Tips For A Successful Perennial Garden
- Consider the mature heights of each perennial before planting. Since these plants will continue to grow in the same spot year after year, it would be awful if some get continuously hidden by others. Put the tall perennials in the back and layer the heights, so you don't miss any of the blooms.
- Choose perennials that bloom at different times. It's easy to get caught up in color schemes and flower displays and overlook bloom times. But, it is just as important. If they all bloom simultaneously, the flowering will be outstanding but also short-lived.
- The best perennial gardens include plants that flower throughout the seasons to maintain a long period of interest. The garden is there to be enjoyed, so stretch it out as long as possible with early, mid, and late-blooming flowers.
- Don't neglect deadheading spent flowers. Deadheading is simply cutting or pinching off old, dead flowers. This process improves the garden's overall look, but it is more than that.
- Deadheading spent flowers redirects the plant's energy, encouraging it to produce more blooms. Diverting the plant back to flower production also stalls the production of seeds. Once the plant goes to seed, it won't bloom anymore.
- Trellis or stake tall stemmed perennials. Most won't need it, but some particularly tall and unsteady plants benefit from a framework. Delphiniums, peonies, and hollyhocks always need staking. It's always easiest to set up stakes before the plant gets too big. Otherwise, you risk damaging the branches and roots.
- Perennials can be planted in spring or fall. Fall planting dates often get forgotten or overlooked because we are so accustomed to starting new plants in spring. A majority of perennials actually are best planted in fall, so mark it on your calendar – fall is for planting!
- You can start perennial plants from seeds or transplants. Often, it's better to get young plants from a local garden center because they're already established and are easy to get right into the garden.
- On the other hand, seeds are significantly less expensive. Of course, they'll take much longer to get established from seed, so you need to weigh convenience against the cost to figure out the best option for you.
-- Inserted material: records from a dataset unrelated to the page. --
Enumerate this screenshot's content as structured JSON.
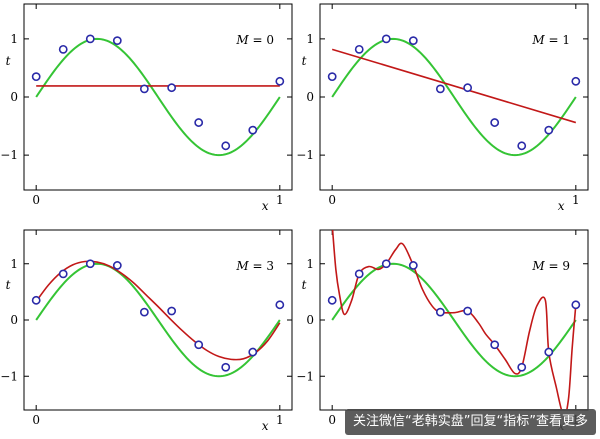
{
  "chart_data": [
    {
      "type": "line",
      "annotation": "M = 0",
      "xlabel": "x",
      "ylabel": "t",
      "xlim": [
        -0.05,
        1.05
      ],
      "ylim": [
        -1.6,
        1.6
      ],
      "xticks": [
        "0",
        "1"
      ],
      "yticks": [
        "1",
        "0",
        "−1"
      ],
      "grid": false,
      "points": {
        "x": [
          0.0,
          0.111,
          0.222,
          0.333,
          0.444,
          0.556,
          0.667,
          0.778,
          0.889,
          1.0
        ],
        "y": [
          0.35,
          0.82,
          1.0,
          0.97,
          0.14,
          0.16,
          -0.44,
          -0.84,
          -0.57,
          0.27
        ],
        "color": "#2a2aa8"
      },
      "true_curve": {
        "function": "sin(2*pi*x)",
        "color": "#35c435"
      },
      "fit": {
        "x": [
          0.0,
          1.0
        ],
        "y": [
          0.19,
          0.19
        ],
        "color": "#c21818"
      }
    },
    {
      "type": "line",
      "annotation": "M = 1",
      "xlabel": "x",
      "ylabel": "t",
      "xlim": [
        -0.05,
        1.05
      ],
      "ylim": [
        -1.6,
        1.6
      ],
      "xticks": [
        "0",
        "1"
      ],
      "yticks": [
        "1",
        "0",
        "−1"
      ],
      "grid": false,
      "points": {
        "x": [
          0.0,
          0.111,
          0.222,
          0.333,
          0.444,
          0.556,
          0.667,
          0.778,
          0.889,
          1.0
        ],
        "y": [
          0.35,
          0.82,
          1.0,
          0.97,
          0.14,
          0.16,
          -0.44,
          -0.84,
          -0.57,
          0.27
        ],
        "color": "#2a2aa8"
      },
      "true_curve": {
        "function": "sin(2*pi*x)",
        "color": "#35c435"
      },
      "fit": {
        "x": [
          0.0,
          1.0
        ],
        "y": [
          0.82,
          -0.44
        ],
        "color": "#c21818"
      }
    },
    {
      "type": "line",
      "annotation": "M = 3",
      "xlabel": "x",
      "ylabel": "t",
      "xlim": [
        -0.05,
        1.05
      ],
      "ylim": [
        -1.6,
        1.6
      ],
      "xticks": [
        "0",
        "1"
      ],
      "yticks": [
        "1",
        "0",
        "−1"
      ],
      "grid": false,
      "points": {
        "x": [
          0.0,
          0.111,
          0.222,
          0.333,
          0.444,
          0.556,
          0.667,
          0.778,
          0.889,
          1.0
        ],
        "y": [
          0.35,
          0.82,
          1.0,
          0.97,
          0.14,
          0.16,
          -0.44,
          -0.84,
          -0.57,
          0.27
        ],
        "color": "#2a2aa8"
      },
      "true_curve": {
        "function": "sin(2*pi*x)",
        "color": "#35c435"
      },
      "fit": {
        "x": [
          0.0,
          0.05,
          0.1,
          0.15,
          0.2,
          0.25,
          0.3,
          0.35,
          0.4,
          0.45,
          0.5,
          0.55,
          0.6,
          0.65,
          0.7,
          0.75,
          0.8,
          0.85,
          0.9,
          0.95,
          1.0
        ],
        "y": [
          0.33,
          0.62,
          0.84,
          0.98,
          1.04,
          1.03,
          0.96,
          0.83,
          0.66,
          0.45,
          0.24,
          0.02,
          -0.19,
          -0.38,
          -0.54,
          -0.65,
          -0.7,
          -0.69,
          -0.58,
          -0.37,
          -0.05
        ],
        "color": "#c21818"
      }
    },
    {
      "type": "line",
      "annotation": "M = 9",
      "xlabel": "x",
      "ylabel": "t",
      "xlim": [
        -0.05,
        1.05
      ],
      "ylim": [
        -1.6,
        1.6
      ],
      "xticks": [
        "0",
        "1"
      ],
      "yticks": [
        "1",
        "0",
        "−1"
      ],
      "grid": false,
      "points": {
        "x": [
          0.0,
          0.111,
          0.222,
          0.333,
          0.444,
          0.556,
          0.667,
          0.778,
          0.889,
          1.0
        ],
        "y": [
          0.35,
          0.82,
          1.0,
          0.97,
          0.14,
          0.16,
          -0.44,
          -0.84,
          -0.57,
          0.27
        ],
        "color": "#2a2aa8"
      },
      "true_curve": {
        "function": "sin(2*pi*x)",
        "color": "#35c435"
      },
      "fit": {
        "x": [
          0.0,
          0.015,
          0.03,
          0.05,
          0.08,
          0.111,
          0.15,
          0.19,
          0.222,
          0.26,
          0.29,
          0.333,
          0.37,
          0.41,
          0.444,
          0.5,
          0.556,
          0.6,
          0.63,
          0.667,
          0.71,
          0.75,
          0.778,
          0.81,
          0.84,
          0.875,
          0.889,
          0.92,
          0.95,
          0.97,
          0.985,
          1.0
        ],
        "y": [
          1.7,
          0.9,
          0.45,
          0.1,
          0.35,
          0.82,
          0.95,
          0.9,
          1.0,
          1.25,
          1.35,
          0.97,
          0.55,
          0.25,
          0.14,
          0.13,
          0.16,
          -0.05,
          -0.25,
          -0.44,
          -0.7,
          -0.95,
          -0.84,
          -0.2,
          0.25,
          0.35,
          -0.57,
          -1.2,
          -1.7,
          -1.4,
          -0.5,
          0.27
        ],
        "color": "#c21818"
      }
    }
  ],
  "watermark": "关注微信“老韩实盘”回复“指标”查看更多"
}
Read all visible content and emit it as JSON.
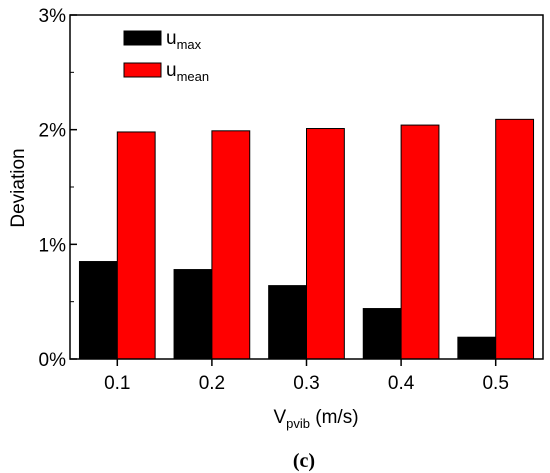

- Don't get overly enthusiastic about fertilizing. Most perennials don't need regular fertilizer applications, though some benefit from it occasionally. The only time to fertilize is if you notice the plants suffering. To understand what your plants need, you need to do a soil test – then you'll know how to fix the issue.
- When choosing perennials for your yard, don't focus solely on the flowers. Foliage is also a way to add interest, texture, and color to the landscape. Some perennial foliage features uniquely shaped leaves with interesting colors. Mix it up and keep it fresh and attractive!